Why Enterprises Are Paying Attention to Java Agents
The enterprise software world has a massive installed base of Java applications. According to industry analyst James Governor, co-founder of RedMonk, the logic is compelling: "With the distributed systems and cloud revolution, so much of the applications and systems that were built, so much of the infrastructure, were built in Java. The idea that somehow Java isn't going to play well with AI doesn't make any sense" .
Johnson himself emphasized that he doesn't view himself primarily as a Java person. Rather, he's focused on solving enterprise software problems. In the early 2000s, that problem was productivity with Java. In the mid-2020s, the problem is making generative AI relevant to business applications. For many enterprises, that means building on top of existing Java infrastructure rather than starting from scratch .

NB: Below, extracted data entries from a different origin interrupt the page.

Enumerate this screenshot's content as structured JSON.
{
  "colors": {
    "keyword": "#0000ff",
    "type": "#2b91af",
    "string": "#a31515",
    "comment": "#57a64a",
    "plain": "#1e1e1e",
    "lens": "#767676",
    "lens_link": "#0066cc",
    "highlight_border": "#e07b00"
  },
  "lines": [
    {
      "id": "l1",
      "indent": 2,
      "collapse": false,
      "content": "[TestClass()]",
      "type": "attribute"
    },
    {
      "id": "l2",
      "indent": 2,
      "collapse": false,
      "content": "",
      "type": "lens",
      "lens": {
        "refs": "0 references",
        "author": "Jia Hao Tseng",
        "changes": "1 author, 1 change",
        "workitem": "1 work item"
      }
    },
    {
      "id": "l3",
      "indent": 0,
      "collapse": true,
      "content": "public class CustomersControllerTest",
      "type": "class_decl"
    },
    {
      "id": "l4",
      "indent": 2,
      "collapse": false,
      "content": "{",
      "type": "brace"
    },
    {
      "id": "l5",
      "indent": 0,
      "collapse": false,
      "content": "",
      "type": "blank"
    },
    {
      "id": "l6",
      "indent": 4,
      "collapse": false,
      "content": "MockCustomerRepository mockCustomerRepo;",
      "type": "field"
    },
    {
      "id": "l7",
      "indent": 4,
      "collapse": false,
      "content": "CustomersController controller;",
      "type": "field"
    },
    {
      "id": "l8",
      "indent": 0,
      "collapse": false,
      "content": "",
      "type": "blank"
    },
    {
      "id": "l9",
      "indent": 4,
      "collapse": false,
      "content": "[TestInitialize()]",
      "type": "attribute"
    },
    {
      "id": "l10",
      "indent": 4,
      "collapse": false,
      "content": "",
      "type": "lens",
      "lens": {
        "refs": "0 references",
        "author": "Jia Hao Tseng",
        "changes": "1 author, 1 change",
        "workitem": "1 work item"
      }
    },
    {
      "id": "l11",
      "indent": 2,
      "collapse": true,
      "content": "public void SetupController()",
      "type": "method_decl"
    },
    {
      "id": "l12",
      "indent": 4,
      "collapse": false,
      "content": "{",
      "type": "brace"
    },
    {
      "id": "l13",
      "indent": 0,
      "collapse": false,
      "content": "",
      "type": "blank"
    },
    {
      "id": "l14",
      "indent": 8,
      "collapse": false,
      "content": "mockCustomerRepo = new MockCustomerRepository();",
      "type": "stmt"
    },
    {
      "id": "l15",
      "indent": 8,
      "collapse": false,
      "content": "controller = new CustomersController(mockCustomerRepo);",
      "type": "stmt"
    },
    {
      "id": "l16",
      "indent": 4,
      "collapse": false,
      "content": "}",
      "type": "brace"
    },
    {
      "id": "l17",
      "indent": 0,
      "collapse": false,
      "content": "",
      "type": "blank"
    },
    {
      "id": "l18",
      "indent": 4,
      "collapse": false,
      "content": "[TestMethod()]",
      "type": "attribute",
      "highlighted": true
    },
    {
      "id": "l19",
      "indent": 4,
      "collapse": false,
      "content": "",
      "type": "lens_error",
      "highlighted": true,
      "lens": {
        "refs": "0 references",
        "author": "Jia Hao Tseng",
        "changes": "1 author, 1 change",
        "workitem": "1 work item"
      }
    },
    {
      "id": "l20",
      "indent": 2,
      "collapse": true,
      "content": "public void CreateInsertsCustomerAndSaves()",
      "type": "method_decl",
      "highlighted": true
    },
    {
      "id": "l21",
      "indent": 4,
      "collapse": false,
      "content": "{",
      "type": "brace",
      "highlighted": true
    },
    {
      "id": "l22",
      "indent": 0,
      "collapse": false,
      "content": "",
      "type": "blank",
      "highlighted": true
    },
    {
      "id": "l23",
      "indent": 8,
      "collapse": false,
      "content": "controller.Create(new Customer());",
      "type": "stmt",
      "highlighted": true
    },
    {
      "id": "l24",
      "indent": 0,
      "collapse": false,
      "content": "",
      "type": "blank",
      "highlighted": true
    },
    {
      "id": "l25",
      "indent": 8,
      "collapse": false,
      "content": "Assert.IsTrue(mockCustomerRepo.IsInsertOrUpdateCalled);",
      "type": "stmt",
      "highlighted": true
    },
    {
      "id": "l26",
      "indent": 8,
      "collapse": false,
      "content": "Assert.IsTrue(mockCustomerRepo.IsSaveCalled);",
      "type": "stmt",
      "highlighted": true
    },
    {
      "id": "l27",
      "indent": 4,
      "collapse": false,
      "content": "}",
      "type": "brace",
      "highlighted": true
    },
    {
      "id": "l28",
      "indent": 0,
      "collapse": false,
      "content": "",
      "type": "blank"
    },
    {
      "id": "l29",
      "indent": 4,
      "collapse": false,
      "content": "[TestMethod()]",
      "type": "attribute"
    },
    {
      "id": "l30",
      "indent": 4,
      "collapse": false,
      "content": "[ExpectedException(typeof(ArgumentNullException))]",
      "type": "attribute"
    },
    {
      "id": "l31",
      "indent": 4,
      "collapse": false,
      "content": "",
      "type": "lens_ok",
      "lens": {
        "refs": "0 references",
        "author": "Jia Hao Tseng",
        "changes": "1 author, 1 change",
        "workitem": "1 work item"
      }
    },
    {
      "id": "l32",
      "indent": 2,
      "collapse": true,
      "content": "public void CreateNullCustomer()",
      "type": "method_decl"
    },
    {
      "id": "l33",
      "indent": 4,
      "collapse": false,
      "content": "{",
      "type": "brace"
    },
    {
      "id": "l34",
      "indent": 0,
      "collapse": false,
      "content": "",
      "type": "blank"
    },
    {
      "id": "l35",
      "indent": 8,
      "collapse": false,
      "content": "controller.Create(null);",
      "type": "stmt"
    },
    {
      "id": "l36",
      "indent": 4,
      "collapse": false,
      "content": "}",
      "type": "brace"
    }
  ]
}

The broader agentic AI landscape includes numerous frameworks designed for different use cases. LangGraph excels at multi-step agent systems with human-in-the-loop capabilities. CrewAI focuses on role-based agent teams that collaborate autonomously. AutoGen from Microsoft emphasizes conversational interactions between agents. LlamaIndex specializes in retrieval-augmented generation (RAG) for data-heavy applications. Semantic Kernel targets enterprise .NET developers. And PydanticAI serves Python developers focused on type safety .
What distinguishes Embabel is its positioning as an "agent harness" rather than a low-level orchestration library. It sits at a higher level of abstraction and includes integration points for coding agents such as Claude Code and GitHub Copilot, allowing Embabel-based applications to incorporate those tools directly .
The emergence of Java-based agentic frameworks signals that the AI agent space is maturing beyond the initial Python-dominated phase. As enterprises begin deploying AI agents into production, they're discovering that language choice matters less than predictability, type safety, and integration with existing infrastructure. For organizations with substantial Java codebases, Embabel and similar frameworks offer a path to AI adoption that doesn't require a complete technology rewrite.